The arguing starts again, accusations flying around, and they get in each other’s faces again.
Captain slips between them, and now they’re all shoving.
“You guys!” They ignore me.
Nobody, however, can ignore the screech of brakes, a large cloud of dusk that flies up in the driveway as Mac whips around it.
His door is thrown open, and he jumps up on the side. “The courts at the school are on fire, alarm didn’t go off.”

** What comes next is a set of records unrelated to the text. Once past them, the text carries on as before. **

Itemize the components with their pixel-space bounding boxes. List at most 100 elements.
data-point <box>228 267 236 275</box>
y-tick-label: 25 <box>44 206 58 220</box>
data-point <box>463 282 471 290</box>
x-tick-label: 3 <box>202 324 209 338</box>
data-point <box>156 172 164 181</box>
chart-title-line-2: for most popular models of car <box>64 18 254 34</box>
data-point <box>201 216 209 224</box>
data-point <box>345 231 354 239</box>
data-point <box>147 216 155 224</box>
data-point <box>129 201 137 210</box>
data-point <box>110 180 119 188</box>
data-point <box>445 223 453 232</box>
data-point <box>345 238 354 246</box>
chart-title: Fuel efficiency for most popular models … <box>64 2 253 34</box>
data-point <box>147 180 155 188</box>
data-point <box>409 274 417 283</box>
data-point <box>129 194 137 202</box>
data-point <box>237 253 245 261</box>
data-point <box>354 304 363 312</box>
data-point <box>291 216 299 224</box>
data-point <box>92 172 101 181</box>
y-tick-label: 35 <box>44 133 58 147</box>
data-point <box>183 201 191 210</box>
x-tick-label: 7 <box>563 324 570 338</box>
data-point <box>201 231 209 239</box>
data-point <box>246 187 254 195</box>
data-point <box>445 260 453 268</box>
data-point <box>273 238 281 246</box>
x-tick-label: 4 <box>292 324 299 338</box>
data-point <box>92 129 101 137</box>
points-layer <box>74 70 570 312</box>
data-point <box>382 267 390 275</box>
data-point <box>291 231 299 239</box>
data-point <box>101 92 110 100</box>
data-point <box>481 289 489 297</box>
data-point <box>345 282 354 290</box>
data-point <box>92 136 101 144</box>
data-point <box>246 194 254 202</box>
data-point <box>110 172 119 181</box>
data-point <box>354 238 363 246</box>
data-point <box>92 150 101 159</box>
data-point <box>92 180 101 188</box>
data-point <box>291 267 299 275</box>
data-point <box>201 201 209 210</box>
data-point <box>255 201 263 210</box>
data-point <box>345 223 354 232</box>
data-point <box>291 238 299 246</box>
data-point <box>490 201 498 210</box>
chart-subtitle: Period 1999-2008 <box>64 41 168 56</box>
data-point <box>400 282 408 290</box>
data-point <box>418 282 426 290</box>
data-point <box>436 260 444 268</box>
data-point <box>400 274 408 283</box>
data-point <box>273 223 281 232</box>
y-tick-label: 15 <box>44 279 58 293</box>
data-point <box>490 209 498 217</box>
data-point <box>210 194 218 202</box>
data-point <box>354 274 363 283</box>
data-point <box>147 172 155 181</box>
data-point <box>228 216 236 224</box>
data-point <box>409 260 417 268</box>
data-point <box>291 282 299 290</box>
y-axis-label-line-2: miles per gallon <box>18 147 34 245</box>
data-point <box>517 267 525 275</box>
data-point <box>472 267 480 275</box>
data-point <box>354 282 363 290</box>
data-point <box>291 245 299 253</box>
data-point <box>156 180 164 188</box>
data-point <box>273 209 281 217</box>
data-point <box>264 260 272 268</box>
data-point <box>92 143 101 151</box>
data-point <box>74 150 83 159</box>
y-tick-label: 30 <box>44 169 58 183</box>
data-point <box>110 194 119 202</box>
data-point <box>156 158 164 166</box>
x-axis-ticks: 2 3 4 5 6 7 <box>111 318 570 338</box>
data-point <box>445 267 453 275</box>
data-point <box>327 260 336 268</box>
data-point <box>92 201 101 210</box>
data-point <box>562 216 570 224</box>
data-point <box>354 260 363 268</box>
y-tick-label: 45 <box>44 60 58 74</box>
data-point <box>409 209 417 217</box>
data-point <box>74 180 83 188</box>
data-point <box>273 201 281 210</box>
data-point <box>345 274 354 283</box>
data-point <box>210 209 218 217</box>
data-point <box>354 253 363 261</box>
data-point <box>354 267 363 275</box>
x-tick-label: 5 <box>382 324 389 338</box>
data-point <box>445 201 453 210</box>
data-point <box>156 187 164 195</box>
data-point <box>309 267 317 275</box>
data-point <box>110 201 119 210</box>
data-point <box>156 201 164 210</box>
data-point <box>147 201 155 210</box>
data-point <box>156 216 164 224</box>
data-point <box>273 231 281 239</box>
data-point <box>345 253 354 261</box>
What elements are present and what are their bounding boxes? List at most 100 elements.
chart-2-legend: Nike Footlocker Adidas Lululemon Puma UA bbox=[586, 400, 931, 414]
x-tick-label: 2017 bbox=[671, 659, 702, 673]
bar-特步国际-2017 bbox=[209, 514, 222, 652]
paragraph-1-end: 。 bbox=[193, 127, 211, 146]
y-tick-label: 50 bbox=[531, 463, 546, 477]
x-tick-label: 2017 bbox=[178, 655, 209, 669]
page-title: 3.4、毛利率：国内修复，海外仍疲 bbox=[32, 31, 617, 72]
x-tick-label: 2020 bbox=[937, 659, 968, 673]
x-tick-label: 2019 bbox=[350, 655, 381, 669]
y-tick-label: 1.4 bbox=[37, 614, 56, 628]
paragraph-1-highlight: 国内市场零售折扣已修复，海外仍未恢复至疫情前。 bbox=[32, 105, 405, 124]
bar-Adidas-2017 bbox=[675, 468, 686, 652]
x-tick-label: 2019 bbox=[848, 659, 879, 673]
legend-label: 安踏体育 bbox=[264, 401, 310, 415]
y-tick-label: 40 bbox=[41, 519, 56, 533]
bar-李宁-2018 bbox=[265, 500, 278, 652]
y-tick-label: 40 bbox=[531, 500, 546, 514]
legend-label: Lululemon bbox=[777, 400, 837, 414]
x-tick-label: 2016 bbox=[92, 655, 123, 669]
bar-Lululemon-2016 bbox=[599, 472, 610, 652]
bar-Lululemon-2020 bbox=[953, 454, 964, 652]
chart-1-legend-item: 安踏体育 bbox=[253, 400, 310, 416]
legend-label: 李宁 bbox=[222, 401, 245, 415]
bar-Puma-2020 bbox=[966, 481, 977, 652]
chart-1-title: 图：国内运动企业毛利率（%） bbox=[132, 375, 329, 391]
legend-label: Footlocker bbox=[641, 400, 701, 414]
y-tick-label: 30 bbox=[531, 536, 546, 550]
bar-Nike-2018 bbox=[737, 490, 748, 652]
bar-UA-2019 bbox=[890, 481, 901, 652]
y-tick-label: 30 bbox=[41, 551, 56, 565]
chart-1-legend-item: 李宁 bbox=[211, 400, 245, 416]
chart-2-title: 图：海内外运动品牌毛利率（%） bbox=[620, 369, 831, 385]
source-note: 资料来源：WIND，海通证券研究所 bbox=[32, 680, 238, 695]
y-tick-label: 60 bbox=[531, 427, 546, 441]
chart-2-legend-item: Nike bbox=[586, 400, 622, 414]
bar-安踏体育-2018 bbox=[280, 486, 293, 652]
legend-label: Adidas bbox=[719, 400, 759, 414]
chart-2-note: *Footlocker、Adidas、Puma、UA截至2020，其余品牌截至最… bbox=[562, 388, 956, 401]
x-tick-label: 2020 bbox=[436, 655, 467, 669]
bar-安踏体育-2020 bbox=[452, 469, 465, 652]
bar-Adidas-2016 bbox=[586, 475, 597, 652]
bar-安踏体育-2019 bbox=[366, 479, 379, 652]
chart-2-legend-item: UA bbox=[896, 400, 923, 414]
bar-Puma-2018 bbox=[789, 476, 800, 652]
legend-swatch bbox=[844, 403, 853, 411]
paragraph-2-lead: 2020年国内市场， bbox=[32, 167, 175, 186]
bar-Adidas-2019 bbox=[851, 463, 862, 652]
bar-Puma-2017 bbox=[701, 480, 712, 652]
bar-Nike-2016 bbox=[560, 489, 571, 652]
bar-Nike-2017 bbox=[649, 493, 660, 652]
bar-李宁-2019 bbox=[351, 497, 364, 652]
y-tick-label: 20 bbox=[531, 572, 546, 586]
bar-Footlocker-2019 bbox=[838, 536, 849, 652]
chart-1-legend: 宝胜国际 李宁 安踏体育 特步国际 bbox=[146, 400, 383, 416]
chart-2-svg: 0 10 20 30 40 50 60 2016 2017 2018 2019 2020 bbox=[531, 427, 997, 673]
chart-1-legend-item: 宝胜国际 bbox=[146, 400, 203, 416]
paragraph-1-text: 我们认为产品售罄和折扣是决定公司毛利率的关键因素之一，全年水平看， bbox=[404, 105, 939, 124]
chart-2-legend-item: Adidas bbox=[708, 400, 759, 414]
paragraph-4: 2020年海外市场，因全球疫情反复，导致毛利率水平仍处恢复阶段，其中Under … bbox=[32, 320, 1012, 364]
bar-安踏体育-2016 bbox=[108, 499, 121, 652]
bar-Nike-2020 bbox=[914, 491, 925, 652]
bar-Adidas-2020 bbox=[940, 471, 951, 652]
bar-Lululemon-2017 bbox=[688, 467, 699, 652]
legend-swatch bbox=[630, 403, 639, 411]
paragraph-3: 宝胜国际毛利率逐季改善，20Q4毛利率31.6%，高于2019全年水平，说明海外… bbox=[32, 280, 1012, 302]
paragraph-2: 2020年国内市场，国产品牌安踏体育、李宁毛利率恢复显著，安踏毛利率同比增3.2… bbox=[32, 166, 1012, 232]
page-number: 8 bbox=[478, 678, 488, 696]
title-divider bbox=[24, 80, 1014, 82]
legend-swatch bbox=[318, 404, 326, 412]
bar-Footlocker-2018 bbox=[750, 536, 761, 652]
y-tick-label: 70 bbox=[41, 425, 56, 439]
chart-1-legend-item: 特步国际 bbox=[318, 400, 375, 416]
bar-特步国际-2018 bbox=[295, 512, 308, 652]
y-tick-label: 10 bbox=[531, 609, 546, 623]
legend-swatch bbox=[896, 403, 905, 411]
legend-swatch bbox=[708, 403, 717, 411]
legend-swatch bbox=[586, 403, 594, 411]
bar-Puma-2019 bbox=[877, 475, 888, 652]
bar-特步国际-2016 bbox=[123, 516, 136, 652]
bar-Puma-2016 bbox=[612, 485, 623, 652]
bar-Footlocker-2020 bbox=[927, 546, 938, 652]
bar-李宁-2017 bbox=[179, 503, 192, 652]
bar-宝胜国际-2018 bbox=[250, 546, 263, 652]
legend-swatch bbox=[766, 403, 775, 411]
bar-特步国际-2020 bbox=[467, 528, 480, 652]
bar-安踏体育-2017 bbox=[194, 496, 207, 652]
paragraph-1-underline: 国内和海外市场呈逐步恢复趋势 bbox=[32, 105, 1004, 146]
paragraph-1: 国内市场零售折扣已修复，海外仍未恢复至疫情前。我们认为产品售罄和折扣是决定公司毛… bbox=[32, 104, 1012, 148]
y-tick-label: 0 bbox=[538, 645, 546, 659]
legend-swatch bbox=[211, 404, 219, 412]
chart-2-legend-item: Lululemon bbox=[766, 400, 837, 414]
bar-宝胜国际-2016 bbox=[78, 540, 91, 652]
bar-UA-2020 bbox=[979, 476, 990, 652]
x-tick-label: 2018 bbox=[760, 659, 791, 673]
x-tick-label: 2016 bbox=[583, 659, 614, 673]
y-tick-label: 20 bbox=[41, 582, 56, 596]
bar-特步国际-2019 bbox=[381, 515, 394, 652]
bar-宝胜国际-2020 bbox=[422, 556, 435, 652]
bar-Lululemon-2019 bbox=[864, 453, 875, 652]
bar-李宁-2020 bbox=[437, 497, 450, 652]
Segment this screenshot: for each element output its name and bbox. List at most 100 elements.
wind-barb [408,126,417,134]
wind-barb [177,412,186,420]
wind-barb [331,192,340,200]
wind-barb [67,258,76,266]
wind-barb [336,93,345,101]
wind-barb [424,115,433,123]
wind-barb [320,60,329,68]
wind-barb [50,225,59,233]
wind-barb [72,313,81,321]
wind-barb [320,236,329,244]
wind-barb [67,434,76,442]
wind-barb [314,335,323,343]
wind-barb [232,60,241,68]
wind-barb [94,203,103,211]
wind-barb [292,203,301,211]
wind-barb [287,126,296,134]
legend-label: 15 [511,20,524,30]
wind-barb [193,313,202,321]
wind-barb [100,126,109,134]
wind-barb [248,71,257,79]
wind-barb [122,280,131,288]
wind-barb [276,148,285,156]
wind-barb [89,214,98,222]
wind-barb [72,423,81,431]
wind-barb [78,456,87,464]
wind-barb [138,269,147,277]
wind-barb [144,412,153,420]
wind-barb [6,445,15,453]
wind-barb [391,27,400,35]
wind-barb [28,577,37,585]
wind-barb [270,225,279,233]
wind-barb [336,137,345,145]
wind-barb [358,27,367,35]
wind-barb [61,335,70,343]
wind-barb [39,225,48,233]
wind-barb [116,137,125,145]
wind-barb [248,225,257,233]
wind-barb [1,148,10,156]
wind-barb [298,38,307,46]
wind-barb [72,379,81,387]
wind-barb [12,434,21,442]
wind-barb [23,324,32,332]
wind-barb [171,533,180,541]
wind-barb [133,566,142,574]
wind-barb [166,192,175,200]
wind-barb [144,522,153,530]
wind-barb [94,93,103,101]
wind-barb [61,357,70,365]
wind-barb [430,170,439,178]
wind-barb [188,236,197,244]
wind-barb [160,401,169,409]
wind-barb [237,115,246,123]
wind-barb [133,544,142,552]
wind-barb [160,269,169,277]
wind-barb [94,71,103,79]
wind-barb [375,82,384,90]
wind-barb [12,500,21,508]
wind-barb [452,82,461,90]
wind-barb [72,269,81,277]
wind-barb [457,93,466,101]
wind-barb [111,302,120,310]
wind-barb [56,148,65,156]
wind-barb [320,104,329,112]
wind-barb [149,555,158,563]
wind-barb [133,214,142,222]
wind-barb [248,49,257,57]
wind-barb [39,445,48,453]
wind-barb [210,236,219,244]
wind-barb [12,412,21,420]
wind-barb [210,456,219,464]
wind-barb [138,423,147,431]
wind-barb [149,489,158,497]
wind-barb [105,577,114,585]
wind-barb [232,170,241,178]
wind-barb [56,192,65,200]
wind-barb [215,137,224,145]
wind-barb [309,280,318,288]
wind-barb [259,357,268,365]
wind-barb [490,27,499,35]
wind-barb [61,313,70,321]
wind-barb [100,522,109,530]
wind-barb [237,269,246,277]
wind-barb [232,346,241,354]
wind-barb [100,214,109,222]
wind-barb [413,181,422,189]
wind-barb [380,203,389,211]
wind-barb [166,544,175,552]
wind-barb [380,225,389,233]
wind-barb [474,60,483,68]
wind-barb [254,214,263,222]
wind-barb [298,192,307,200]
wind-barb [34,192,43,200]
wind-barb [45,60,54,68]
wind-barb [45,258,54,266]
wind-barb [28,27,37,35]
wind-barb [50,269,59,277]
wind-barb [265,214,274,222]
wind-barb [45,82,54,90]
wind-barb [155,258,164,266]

“Fuck,” Royce snaps, cutting a warning glance at my brother before he runs forward.
I run with him and he whips around.
“No.” He stops me short.
I glare. “If you don’t let me in with you, I’ll get in my brother’s.”
Royce growls, wraps his arms around me and yanks me to him. “That’s low, baby. Real low.” He kisses me hard and quick. “Get in.”
Cap runs inside while we jam out of the parking lot and toward the school.
As we pull in, the smoke is easily spotted.
Royce jumps out, Mac with him, and then my brother whips in and hops out, too.
“Call the fire department.”
Both Bass and Mac shake their heads, and all at once, they move forward.
Royce pauses a few feet away. “Stay in the car.”
My brother throws a look over his shoulder that says the same damn thing, but it’s not for me.
It’s for the blonde in his front seat.
As soon as they’re out of sight, we both push our doors open and step out, staring up at the dark cloud of smoke coming from the back of the school.
She walks up beside me, turning to me with a smile.
“Brielle Bishop, in the flesh.” She flicks her eyes over me. “You don’t look like the helpless little lamb he’s made you out to be.”
I frown, my heart pounding, but I take deep breaths to settle it. “Not to be rude, but I don’t want to talk to you right now. I don’t even know who you are.”
The corner of her eyes crease slightly. “Really?”
That surprises her?
She faces forward. “Huh.” She nods, walks back to the car, and slips inside.